You see where I’m headed. You most certainly can question whether your feelings are appropriate for the circumstances just as you can question whether your ideas are; or you can question why the circumstances produced the feelings that they do. The reactions to the hot stove and the contaminated food are built-in biological responses (though if your hand’s just been in the freezer, an unlit stove might nonetheless feel hot, so the hotness of a stove isn’t an attribute of the stove alone). The nausea an anti-Semite feels is also a biological response, but it’s been learned—as I assume have many of our “feelings” with regard to music.

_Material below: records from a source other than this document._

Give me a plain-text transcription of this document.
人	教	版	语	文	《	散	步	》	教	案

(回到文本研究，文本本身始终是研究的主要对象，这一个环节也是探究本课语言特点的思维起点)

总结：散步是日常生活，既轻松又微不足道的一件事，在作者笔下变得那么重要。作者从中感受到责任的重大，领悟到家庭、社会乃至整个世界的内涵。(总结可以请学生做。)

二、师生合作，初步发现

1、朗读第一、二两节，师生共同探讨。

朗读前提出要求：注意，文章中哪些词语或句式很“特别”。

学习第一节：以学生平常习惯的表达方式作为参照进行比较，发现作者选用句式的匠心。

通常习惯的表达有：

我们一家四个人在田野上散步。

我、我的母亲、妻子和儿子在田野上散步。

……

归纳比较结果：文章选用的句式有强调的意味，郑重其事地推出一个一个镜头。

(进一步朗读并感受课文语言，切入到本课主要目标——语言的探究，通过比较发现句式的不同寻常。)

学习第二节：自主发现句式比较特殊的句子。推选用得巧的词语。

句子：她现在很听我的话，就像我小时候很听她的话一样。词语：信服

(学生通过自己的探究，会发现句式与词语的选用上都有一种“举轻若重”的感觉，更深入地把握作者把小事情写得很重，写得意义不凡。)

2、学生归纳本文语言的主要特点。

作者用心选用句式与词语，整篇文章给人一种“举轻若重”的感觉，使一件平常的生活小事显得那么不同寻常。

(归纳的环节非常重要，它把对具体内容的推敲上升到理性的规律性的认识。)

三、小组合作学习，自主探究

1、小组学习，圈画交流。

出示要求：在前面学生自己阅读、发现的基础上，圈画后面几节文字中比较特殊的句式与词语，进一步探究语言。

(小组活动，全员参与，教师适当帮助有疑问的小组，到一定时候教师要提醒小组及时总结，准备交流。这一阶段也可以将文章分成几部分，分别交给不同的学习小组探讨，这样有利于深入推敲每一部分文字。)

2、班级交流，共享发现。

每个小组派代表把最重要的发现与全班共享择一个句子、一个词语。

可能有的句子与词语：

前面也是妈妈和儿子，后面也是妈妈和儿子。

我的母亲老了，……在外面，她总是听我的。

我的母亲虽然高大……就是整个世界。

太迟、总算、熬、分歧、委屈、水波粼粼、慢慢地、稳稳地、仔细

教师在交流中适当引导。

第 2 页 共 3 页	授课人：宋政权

Now, there’s a lot more at stake when someone is revolted by Jews than when someone finds “This Is Why I’m Hot” catchy. And the world would be better off if anti-Semitism disappeared, whereas it would be worse off if everyone agreed on what was and wasn’t catchy. But what the revulsion and the catchiness have in common is that neither is immutable, and both can be questioned.

Changing one’s mind about a song seems like changing one’s feelings, which is a lot harder than changing one’s ideas, or reconsidering the facts. (I’ve heard of magazines with fact-checking departments, but never a magazine with a feeling-checking department.)

But Tom Ewing asked last week on his LiveJournal, “Does anyone else get that thing where they play a record they like to someone, actually physically with someone there in the room, and there’s a silence while it plays, maybe a look of mild skepticism on the other person’s face, and during the silence you find yourself listening with their ears and suddenly everything that MIGHT be lame or weak or crappy about the music is REALLY OBVIOUS to you?”

My answer to that one is, “Yes, absolutely, but the uncertainty doesn’t last.” But is it integrity on my part that I rarely come to dislike anything I’ve ever liked? Or obstinacy? It feels like neither, since I don’t feel in control of the likes or dislikes. In general, listening through other ears is a virtue, and I guess the skill is being able to turn off the other ears when necessary, but then being able to find one’s way back into them.

In any event, I’ve rarely been able to argue myself (or be argued) into liking or disliking something, but, as Exposé once sang, seasons change, feelings change, and there have been significant shifts in my taste. I’d never liked Howlin’ Wolf’s voice; then I read Robert Palmer’s Deep Blues, and the Wolf’s dry growl now was the opposite of dry, was haunting, ominous, gorgeous, was rich with beauty coming through the rasp (and rich with eeriness and menace, too). This change wasn’t due to a particular argument Palmer had made, just his telling Wolf’s story and giving his own appreciation of the music. The voice now had a world in my mind where it meant something.